Blimp based telescopes could rival Hubble at fraction of the cost

Blimp based telescopes could rival the Hubble space telescope for $10 million instead of $1.5 billion Several companies, including Lockheed Martin, have been developing solar-powered blimps that pilot themselves and could remain aloft for months or even years at a time. The blimps could be used essentially as giant cell phone towers or to detect incoming missiles. A 0.5-metre-wide mirror on such a telescope would provide crisper images over a large field of view than any ground-based observatory, Fesen argues. And while Hubble cost $1.5 billion to build, Fesen estimates this sort of telescope would cost just $10 million to construct.

everal teams are already at work on such telescopes.

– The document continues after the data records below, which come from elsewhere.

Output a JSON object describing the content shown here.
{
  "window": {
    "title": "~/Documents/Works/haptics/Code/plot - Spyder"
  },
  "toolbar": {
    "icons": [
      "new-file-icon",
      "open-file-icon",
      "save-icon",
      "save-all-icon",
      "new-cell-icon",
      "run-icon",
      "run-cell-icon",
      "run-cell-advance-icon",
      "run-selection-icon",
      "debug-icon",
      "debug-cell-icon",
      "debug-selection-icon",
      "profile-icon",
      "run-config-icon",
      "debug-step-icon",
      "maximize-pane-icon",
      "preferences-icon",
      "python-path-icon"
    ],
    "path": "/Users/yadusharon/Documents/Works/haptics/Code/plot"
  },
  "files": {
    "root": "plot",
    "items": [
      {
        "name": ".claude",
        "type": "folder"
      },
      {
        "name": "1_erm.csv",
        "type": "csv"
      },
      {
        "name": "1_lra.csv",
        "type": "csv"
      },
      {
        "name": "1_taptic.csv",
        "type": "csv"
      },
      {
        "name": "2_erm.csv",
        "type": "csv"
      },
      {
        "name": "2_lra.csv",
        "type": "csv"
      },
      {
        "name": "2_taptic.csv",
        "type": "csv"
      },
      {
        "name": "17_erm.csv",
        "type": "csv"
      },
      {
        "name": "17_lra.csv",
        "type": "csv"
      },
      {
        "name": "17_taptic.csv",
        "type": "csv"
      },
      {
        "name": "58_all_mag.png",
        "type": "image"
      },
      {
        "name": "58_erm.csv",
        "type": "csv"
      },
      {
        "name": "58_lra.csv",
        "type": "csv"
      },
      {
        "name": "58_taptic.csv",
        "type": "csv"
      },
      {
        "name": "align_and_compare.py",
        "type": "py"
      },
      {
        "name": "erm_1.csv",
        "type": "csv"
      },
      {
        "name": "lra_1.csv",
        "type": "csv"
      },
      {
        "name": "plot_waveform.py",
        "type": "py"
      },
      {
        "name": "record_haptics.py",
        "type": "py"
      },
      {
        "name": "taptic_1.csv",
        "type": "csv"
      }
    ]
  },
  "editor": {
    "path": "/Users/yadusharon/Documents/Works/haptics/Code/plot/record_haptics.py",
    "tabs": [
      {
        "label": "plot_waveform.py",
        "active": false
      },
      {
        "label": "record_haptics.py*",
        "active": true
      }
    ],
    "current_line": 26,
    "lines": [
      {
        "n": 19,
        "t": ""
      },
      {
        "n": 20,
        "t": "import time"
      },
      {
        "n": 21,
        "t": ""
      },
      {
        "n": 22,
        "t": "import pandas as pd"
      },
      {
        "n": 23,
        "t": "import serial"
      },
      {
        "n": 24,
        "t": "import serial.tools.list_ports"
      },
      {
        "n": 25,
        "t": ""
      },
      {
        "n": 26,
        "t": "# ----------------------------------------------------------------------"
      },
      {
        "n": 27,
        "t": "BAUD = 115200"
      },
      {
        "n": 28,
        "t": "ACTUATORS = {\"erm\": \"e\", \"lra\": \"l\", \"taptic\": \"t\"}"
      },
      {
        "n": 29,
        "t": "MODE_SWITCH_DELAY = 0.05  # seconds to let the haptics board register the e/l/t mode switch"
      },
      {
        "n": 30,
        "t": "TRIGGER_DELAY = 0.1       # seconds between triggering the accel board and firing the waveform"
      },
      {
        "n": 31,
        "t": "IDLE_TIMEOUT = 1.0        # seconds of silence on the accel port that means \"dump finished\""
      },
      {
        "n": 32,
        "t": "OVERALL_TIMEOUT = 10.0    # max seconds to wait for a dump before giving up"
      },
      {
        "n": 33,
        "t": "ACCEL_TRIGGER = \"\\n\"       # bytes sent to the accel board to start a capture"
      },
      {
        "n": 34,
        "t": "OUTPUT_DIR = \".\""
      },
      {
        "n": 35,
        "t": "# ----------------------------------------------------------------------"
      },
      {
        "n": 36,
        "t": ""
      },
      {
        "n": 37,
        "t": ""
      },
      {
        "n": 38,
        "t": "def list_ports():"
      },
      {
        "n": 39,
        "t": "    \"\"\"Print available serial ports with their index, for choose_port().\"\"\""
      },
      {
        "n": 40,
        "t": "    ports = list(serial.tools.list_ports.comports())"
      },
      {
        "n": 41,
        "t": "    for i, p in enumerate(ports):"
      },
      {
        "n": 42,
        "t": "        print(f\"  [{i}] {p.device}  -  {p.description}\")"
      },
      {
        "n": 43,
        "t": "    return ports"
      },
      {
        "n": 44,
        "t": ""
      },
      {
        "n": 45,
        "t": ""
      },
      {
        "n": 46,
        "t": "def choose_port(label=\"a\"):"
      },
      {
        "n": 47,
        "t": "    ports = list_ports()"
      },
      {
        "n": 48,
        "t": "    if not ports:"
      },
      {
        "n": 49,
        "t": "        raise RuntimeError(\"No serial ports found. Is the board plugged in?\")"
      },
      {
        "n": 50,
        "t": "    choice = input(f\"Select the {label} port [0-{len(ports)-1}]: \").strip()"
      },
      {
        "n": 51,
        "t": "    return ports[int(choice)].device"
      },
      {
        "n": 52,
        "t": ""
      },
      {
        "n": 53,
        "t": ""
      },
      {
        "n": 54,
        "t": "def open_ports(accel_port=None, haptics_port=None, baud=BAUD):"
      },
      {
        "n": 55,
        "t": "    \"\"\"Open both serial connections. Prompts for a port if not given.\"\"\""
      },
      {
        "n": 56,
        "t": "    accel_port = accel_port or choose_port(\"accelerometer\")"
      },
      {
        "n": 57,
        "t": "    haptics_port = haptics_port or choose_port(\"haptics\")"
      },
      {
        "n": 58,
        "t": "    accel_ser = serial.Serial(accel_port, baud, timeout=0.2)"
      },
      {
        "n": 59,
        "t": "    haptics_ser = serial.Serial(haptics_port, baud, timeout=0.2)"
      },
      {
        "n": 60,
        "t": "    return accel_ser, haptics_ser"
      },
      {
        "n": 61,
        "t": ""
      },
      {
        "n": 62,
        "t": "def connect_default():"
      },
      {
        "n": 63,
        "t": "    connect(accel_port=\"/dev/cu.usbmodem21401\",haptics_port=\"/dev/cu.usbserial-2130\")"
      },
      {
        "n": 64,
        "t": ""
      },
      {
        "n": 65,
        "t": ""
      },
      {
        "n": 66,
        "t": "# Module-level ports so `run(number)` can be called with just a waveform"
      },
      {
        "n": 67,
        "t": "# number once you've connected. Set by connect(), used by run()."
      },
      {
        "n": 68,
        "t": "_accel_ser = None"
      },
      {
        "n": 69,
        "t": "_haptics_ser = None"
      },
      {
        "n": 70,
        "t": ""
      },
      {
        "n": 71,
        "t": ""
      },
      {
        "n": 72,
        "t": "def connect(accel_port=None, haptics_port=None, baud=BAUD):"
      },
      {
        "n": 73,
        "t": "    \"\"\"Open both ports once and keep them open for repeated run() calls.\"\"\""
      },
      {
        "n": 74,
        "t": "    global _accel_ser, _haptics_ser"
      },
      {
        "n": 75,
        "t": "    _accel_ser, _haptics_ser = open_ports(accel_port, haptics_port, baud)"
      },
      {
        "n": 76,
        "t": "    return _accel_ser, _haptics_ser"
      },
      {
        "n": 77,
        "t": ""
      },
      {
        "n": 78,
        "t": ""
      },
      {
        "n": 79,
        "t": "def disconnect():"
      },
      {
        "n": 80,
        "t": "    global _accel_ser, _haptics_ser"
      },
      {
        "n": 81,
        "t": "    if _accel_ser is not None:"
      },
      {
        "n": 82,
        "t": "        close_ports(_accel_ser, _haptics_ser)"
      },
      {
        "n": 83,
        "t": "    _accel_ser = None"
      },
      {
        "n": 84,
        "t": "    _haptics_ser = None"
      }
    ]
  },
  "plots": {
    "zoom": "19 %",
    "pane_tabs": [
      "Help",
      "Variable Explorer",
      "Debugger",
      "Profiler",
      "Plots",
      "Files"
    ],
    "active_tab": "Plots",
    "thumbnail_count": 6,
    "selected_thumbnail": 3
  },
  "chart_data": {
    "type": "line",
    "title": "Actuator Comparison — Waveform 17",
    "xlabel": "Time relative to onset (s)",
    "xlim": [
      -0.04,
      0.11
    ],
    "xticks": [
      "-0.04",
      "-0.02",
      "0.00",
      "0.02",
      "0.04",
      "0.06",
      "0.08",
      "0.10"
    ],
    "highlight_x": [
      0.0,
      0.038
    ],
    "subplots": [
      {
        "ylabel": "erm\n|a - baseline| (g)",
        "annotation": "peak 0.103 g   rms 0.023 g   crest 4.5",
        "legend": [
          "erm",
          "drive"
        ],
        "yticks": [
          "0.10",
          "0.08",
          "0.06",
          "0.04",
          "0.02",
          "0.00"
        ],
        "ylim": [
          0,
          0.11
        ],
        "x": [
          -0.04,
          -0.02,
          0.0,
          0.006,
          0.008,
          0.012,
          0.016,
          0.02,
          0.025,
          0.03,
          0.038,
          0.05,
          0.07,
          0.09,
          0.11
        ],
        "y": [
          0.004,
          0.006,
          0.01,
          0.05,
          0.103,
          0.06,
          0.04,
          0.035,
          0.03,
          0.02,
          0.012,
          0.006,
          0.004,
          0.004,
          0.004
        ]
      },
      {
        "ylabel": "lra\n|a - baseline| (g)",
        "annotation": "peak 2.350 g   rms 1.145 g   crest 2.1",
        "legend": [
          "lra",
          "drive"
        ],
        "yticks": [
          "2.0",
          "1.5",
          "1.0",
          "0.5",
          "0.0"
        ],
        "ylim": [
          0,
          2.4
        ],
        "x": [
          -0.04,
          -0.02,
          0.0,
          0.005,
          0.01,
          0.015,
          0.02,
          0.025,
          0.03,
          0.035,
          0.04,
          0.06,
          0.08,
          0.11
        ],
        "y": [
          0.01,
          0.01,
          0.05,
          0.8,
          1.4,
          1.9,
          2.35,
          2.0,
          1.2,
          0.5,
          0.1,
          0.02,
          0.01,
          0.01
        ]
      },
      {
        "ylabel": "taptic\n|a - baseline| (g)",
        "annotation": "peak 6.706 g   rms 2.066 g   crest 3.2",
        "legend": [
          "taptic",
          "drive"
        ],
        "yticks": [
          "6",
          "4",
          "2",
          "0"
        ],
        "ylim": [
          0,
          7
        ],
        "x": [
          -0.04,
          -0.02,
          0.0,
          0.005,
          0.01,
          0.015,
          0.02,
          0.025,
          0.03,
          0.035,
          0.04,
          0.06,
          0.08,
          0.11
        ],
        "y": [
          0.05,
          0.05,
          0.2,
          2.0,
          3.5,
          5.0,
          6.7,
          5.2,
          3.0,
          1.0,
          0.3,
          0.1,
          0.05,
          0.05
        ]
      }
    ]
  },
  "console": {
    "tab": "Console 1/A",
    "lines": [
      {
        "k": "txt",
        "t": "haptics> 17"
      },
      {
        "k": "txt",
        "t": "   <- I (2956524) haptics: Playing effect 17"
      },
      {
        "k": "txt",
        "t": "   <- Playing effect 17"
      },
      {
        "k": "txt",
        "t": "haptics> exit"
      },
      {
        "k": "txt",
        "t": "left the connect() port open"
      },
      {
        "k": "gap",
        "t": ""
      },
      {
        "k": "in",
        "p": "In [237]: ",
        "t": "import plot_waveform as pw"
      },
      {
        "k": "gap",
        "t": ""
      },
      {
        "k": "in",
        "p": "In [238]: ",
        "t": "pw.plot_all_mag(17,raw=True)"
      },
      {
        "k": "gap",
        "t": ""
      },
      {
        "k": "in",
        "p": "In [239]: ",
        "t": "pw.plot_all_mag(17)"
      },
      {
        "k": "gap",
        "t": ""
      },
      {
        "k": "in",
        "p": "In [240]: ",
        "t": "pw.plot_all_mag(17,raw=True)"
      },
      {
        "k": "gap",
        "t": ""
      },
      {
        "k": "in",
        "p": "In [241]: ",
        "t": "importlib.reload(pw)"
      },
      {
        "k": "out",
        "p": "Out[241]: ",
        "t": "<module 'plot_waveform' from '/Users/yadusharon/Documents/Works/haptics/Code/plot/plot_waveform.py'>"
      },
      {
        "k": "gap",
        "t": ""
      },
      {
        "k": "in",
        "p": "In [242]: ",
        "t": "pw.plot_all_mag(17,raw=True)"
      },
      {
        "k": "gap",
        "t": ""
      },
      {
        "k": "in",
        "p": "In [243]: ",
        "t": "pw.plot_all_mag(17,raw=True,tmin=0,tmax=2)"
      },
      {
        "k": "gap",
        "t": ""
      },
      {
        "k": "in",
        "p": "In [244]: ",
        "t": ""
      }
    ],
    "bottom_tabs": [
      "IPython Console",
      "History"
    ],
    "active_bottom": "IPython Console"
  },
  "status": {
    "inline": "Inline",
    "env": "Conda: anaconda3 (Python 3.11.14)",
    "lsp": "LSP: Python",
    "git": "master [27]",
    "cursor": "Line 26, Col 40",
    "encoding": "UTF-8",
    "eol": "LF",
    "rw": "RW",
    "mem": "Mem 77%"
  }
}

NASA is developing a project called the Ultra Long Duration Balloon (ULDB), which would be able to stay aloft for 100 days at a time. However, its telescope is designed to be dangled from a cable. The slight swaying of the cable means the telescope would not be able to produce very high-resolution images.

Another team from the Southwest Research Institute in San Antonio, Texas, US, has already tested its design. It flew an airship called HiSentinel to 22.5 km in November 2005.

HiSentinel is 45 metres long, and Fesen says two such airships could be lashed together to carry a 0.3-metre telescope. But its developers are already designing larger airships that could loft even more ambitious observatories to the edge of space.